Она легонько пожала плечами:
– Нет. С чего ты взял.
Но то, что Велдзе не повернула головы, не улыбнулась ему, не просияла, скорее опровергало ее слова, чем подтверждало. И в недоумении вздернул плечи и он.
Иногда ее, Велдзе, без пол-литра не поймешь. Качается туда-сюда, как маятник. Никогда не угадаешь, по шерсти погладишь или против шерсти. Самой же загорелось – поедем и поедем в лес! И вот, пожалуйста, уже надоело, наскучило, уже насупилась – кислая, как уксус.

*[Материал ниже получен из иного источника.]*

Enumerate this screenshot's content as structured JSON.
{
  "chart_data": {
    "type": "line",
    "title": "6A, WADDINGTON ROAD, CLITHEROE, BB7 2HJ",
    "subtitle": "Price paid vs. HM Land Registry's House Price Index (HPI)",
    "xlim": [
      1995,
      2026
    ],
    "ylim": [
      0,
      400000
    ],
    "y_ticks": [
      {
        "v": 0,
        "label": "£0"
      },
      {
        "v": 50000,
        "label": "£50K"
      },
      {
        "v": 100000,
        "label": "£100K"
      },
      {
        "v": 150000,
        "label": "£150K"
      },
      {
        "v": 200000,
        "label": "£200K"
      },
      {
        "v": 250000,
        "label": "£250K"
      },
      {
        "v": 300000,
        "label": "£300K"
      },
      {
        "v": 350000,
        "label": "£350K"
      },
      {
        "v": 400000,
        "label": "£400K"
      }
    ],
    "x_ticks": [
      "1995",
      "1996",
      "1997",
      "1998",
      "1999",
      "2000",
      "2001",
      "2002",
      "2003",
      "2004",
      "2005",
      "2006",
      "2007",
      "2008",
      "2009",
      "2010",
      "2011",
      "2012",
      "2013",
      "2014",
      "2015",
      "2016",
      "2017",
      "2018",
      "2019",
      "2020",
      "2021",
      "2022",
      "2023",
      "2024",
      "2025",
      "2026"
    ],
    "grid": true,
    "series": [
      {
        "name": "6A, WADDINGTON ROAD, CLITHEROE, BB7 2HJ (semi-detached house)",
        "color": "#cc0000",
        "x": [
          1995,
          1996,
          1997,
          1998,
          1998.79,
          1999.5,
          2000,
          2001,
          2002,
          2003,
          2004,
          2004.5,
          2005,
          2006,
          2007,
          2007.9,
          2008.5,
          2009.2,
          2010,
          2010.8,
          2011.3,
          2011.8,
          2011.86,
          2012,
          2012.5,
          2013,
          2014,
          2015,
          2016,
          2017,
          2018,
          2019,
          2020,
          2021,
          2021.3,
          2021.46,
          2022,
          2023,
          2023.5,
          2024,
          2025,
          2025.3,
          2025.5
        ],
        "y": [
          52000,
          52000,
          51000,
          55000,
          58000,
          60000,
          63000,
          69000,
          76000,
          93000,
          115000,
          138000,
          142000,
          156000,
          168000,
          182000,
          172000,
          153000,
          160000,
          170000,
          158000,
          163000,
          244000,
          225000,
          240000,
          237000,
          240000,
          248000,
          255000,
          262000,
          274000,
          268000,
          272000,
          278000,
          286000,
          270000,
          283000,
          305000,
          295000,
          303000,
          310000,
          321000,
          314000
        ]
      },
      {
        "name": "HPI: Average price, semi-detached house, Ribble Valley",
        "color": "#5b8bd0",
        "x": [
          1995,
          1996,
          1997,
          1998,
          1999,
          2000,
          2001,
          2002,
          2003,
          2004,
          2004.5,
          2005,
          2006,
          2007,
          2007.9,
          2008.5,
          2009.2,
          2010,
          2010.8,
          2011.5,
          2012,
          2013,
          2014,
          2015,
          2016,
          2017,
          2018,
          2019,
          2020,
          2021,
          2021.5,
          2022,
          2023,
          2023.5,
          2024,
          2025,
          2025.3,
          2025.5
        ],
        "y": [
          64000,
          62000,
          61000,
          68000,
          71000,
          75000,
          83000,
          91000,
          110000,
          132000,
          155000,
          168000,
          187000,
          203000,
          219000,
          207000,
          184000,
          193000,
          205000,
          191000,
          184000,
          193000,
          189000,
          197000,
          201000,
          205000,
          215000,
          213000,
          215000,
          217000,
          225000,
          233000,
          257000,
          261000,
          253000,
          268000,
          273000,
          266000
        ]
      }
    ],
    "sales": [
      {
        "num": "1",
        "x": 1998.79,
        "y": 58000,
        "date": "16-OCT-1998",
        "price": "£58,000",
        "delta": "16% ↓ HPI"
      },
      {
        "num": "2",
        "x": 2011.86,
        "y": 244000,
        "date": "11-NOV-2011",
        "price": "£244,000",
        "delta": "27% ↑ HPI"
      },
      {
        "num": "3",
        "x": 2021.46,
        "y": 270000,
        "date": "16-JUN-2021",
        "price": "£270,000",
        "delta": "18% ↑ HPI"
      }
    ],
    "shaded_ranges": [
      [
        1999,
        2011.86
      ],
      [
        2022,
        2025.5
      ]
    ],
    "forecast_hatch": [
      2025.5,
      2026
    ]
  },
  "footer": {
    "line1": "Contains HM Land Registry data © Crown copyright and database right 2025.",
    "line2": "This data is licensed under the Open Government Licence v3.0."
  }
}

Дергает Эльфу. Того и гляди возьмется за него: и задний ход дал не так, как следует, и обогнал кого-то на повороте не по правилам… Садилась бы за руль сама! Но теперь уж поздно ломаться и кобениться, как барышня, – раз взялся, двигай знай только вперед… А плечи у него широкие и нервы в порядке, стерпит какой-то там комариный укус, не умрет, такой бык, на нем землю пахать можно, тогда как Велдзе…
Да, здоровье у нее, видно, не того. Лицо желтое и сама худая – у него сегодня прямо сердце сжалось. Давно ему не приходилось смотреть на нее при таком нещадно ярком свете, при весеннем солнце, когда видна каждая морщинка, каждая пора. Помада, которой Велдзе намазюкала губы, и черный карандаш под глазами лишь оттеняли газетную серость и тусклость кожи, а подведенные синим веки, брр, делали лицо неживой маской деревянной куклы. Краски прямо-таки лезли в глаза и чуть ли не лупились с лица Велдзе, так что в какой-то момент – когда Ингус у нее прикуривал – его так и подмывало вынуть носовой платок и стереть к чертовой бабушке всю эту косметику, на которую он не мог смотреть без смеха; но в то же время и без грусти. Как Велдзе за зиму постарела! Он еле удержался, чтобы не вякнуть что-то насчет ее вида, бог ты мой, это был бы номер, это было бы самое худшее, что вообще он мог ляпнуть! Но возможно, Велдзе и так угадала его мысли, ведь женщины глазасты и жуть до чего сметливы… А, точно, он же сболтнул насчет преждевременных морщин от куренья – и Велдзе, понятно, обиделась.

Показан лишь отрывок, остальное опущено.